Sam Jourdan, 24, bought three bricklets and said being registered on the land title sealed the deal for him as it meant his ownership of the property was independent of the new platform.
“I liked that I could actually buy something that could grow in value instead of just waiting to save a big deposit and get a massive mortgage,” he said.
“I could have a bit of flexibility if I wanted to travel because I wouldn’t have debt and, having my name on the title, I own (the property share) even if the company goes bust.”
Mr Younger said the fact bricklet owners were on title made it the same as conventional property ownership.
It also meant the platform was different to fractional ownership models such as BrickX which sell units or “bricks” in trusts that own the property.
“If you joined forces with other investors to purchase something together, you’d need a legal agreement in place and lawyers involved. This takes the complexity out of it,” Mr Younger said.
Century 21-Eastern suburbs agent Nick Papas is selling units in a Sans Souci development that’s been split into bricklets ranging from $25,000 to $40,000.
“We’ve sold six in the last two weeks,” Mr Papas said. “Most of the interest has been from experienced investors but we’re getting questions from younger buyers trying to crack the market.

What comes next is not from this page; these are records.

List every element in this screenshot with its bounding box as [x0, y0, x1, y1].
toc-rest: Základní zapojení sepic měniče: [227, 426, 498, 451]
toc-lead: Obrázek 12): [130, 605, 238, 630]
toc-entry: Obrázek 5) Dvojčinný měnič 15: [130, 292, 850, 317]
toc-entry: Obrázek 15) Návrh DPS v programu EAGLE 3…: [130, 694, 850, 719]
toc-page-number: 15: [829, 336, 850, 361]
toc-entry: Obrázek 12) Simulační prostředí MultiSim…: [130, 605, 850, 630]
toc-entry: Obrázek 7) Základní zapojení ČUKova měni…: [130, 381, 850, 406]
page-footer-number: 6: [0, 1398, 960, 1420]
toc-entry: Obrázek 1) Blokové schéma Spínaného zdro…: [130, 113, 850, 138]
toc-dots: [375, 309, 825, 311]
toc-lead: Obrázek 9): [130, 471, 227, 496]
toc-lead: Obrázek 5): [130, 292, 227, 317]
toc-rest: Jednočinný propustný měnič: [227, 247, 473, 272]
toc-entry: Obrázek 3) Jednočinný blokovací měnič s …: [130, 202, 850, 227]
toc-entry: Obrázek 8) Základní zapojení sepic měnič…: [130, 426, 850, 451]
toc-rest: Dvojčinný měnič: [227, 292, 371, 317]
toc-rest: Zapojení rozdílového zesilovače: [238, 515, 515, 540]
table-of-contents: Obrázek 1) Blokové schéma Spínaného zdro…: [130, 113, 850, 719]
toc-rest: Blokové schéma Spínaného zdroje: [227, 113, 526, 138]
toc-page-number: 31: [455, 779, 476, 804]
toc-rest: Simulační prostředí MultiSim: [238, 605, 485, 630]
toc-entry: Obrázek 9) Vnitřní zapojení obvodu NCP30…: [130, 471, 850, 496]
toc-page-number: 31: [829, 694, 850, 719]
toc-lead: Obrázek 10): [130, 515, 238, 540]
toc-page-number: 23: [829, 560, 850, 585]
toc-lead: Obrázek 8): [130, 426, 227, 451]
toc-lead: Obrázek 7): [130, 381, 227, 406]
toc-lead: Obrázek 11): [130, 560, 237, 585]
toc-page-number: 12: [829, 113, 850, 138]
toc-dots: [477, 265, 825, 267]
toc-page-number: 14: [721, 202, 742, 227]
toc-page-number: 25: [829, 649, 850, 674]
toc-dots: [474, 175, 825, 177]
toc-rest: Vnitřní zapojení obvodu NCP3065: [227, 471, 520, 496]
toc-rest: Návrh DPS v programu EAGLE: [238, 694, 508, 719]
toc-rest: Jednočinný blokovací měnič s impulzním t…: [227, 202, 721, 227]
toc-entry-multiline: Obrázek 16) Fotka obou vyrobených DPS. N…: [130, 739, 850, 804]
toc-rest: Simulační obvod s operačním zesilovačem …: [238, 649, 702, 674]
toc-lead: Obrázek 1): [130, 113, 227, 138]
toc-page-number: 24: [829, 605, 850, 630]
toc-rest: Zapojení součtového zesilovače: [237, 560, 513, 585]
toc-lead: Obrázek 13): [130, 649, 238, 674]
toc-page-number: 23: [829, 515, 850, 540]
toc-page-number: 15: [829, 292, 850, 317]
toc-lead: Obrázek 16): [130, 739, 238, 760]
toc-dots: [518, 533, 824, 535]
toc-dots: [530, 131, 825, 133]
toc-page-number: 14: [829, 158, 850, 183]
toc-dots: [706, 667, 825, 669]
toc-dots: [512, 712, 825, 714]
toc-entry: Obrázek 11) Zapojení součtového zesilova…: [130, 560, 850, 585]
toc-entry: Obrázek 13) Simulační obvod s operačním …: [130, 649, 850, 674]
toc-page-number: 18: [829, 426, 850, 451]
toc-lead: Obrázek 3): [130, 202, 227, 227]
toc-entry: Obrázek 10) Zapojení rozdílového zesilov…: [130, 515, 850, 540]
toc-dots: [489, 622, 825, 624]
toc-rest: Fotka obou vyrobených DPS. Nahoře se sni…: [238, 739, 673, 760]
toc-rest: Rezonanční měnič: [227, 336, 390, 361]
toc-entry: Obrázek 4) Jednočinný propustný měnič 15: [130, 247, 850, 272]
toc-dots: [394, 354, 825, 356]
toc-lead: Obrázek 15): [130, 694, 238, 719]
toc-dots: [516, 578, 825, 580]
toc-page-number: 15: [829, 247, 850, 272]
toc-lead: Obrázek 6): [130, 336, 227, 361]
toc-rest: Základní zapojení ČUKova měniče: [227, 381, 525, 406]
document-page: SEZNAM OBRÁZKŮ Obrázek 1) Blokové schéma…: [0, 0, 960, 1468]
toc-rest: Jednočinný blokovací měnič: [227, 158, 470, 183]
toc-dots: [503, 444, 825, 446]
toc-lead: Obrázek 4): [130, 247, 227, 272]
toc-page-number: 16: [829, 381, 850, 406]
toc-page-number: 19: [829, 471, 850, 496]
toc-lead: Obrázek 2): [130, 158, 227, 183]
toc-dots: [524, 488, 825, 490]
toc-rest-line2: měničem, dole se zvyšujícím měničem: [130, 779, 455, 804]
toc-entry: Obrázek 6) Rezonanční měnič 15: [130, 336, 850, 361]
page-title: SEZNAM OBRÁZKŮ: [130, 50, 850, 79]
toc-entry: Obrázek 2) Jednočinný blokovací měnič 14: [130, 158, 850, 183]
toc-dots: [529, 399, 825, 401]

“Some people have a bit of savings but can’t borrow much money or just can’t afford to take out a mortgage at this time so this is an appealing option.”
The Sans Souci development includes a mix of one-, two- and three-bedroom units with water views.
“The biggest question I get is ‘what if something goes wrong?’ but it’s simply a different method for buying property,” Mr Papas said.
“You’re still on the land title and you own a share of the property. Like any investment you need to make your own decision and decide where you see value.”